Deu-se, então, um daqueles episódios extraordinários que faz do Futebol um passo fértil para lendas.
Exaustos por um final de época alucinante, os jogadores do Benfica parecem desistentes. Logo no início do segundo tempo, Pepe marca o quinto golo. A hecatombe é, tudo leva a crer, inevitável.
Eusébio entrara para o lugar de Santana. Ergue-se no centro de uma equipa em destroços com o vigor de um Deus antiquíssimo: é Hércules e os seus doze trabalhos!
Eusébio: ninguém mais esqueceria este nome.
Durante meia hora foi verdadeiramente avassalador. Absoluto: é capaz de ser esta a palavra certa. Ao minuto 63 marca o seu primeiro golo; no minuto seguinte, inventa um «penalty» que José Augusto desperdiça; três minutos depois reduz para 2-5.
O Parque dos Príncipes entra em delírio. De dentes cerrados, absorto na bola, no jogo, nos movimentos próprios e alheios, Eusébio é maior do que Pelé, rouba-lhe o protagonismo, força-o a um papel secundário, subalterno. Milhares de pessoas, encantadas, enfeitiçadas, gritam o seu nome. Ele não as ouve. A sua obra está ainda incompleta. O seu esforço é monstruoso: por si só, reconstrói um conjunto em seu redor, carrega-o consigo no trilho de uma recuperação espectacular. A luta pode ser desigual, mas ele ignora-o. É um vendaval de músculos, tendões, ossos e cartilagens que desaba sobre um opositor entontecido. O seu entusiasmo desperta a rebeldia dos companheiros. O Benfica domina, agora, os acontecimentos. Eusébio marca mais um golo, faltam dez minutos para o final do jogo, há quem acredite ainda no impossível. Dez minutos não chegam. Pelé é Pelé e teima em recordá-lo àqueles que, por momentos, o esqueceram: faz o 6-3 final.

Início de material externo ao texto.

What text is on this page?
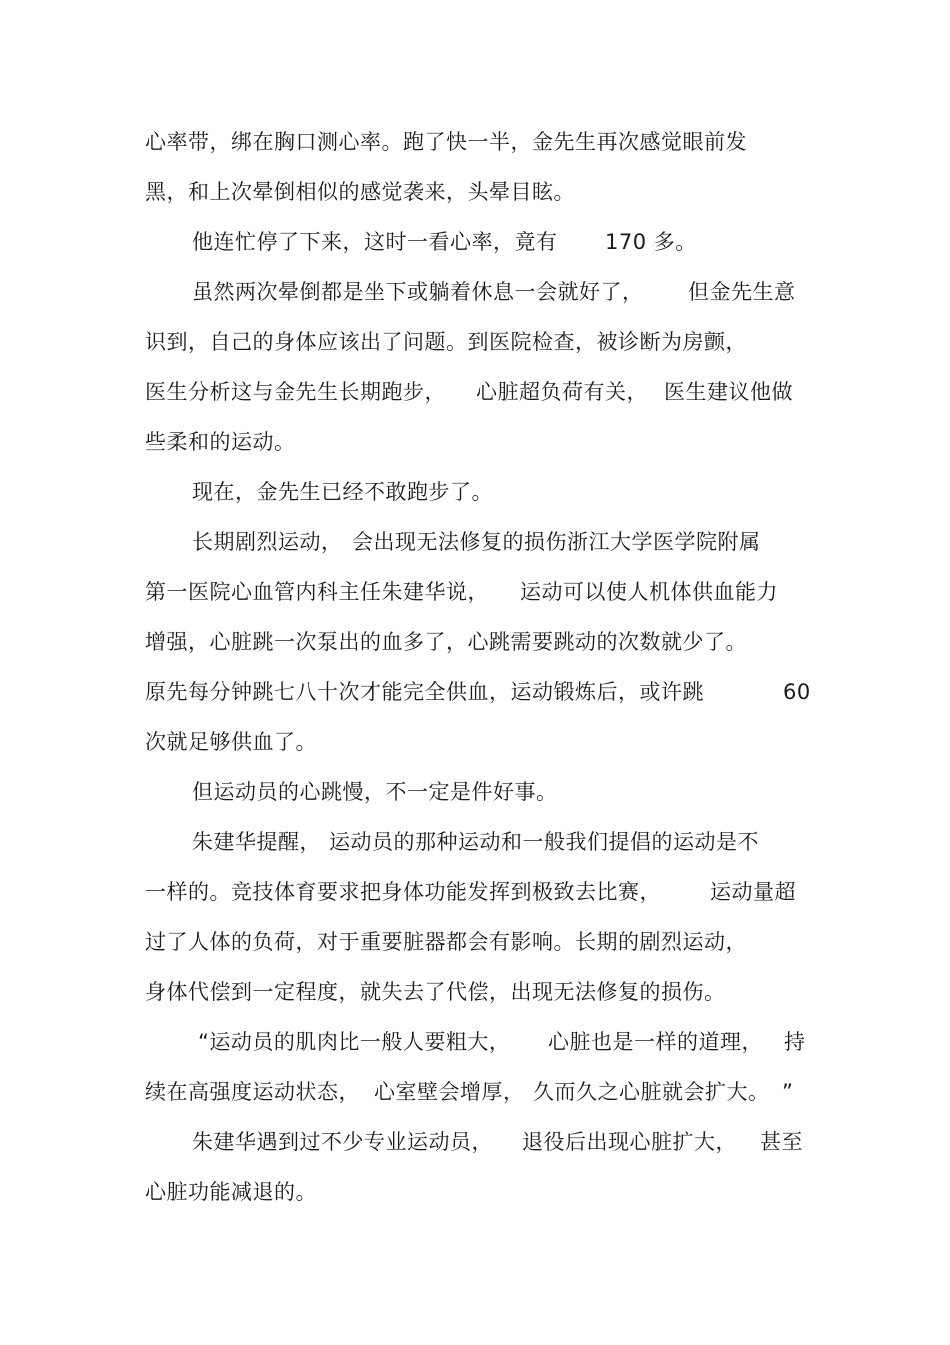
心率带，绑在胸口测心率。跑了快一半，金先生再次感觉眼前发
黑，和上次晕倒相似的感觉袭来，头晕目眩。
他连忙停了下来，这时一看心率，竟有 170 多。
虽然两次晕倒都是坐下或躺着休息一会就好了， 但金先生意
识到，自己的身体应该出了问题。到医院检查，被诊断为房颤，
医生分析这与金先生长期跑步， 心脏超负荷有关， 医生建议他做
些柔和的运动。
现在，金先生已经不敢跑步了。
长期剧烈运动， 会出现无法修复的损伤浙江大学医学院附属
第一医院心血管内科主任朱建华说， 运动可以使人机体供血能力
增强，心脏跳一次泵出的血多了，心跳需要跳动的次数就少了。
原先每分钟跳七八十次才能完全供血，运动锻炼后，或许跳	60
次就足够供血了。
但运动员的心跳慢，不一定是件好事。
朱建华提醒， 运动员的那种运动和一般我们提倡的运动是不
一样的。竞技体育要求把身体功能发挥到极致去比赛， 运动量超
过了人体的负荷，对于重要脏器都会有影响。长期的剧烈运动，
身体代偿到一定程度，就失去了代偿，出现无法修复的损伤。
“运动员的肌肉比一般人要粗大， 心脏也是一样的道理， 持
续在高强度运动状态， 心室壁会增厚， 久而久之心脏就会扩大。 ”
朱建华遇到过不少专业运动员， 退役后出现心脏扩大， 甚至
心脏功能减退的。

Dia 15 de Junho de 1961: o Benfica-Santos ficará riscado a giz na lousa dos acontecimentos inesquecíveis.
«Eu respeitava-os, mas não lhes tinha medo», disse Eusébio, mais tarde: «Eram bons, eram fantásticos, mas também eram homens como nós. Alem disso, entrei com a equipa a perder por 0-4. Deu-me uma certa tranquilidade: vendo bem, não poderia fazer muito pior nem estragar o conjunto. E estava alegre por ir defrontar o Pelé, o mestre do Futebol. Contaram-me que o público gritava o meu nome. Não dei por nada. Estava entretido com a bola. Acho que Paris me deu sorte».
Uma luz negra e inesquecível tinha iluminado Paris!"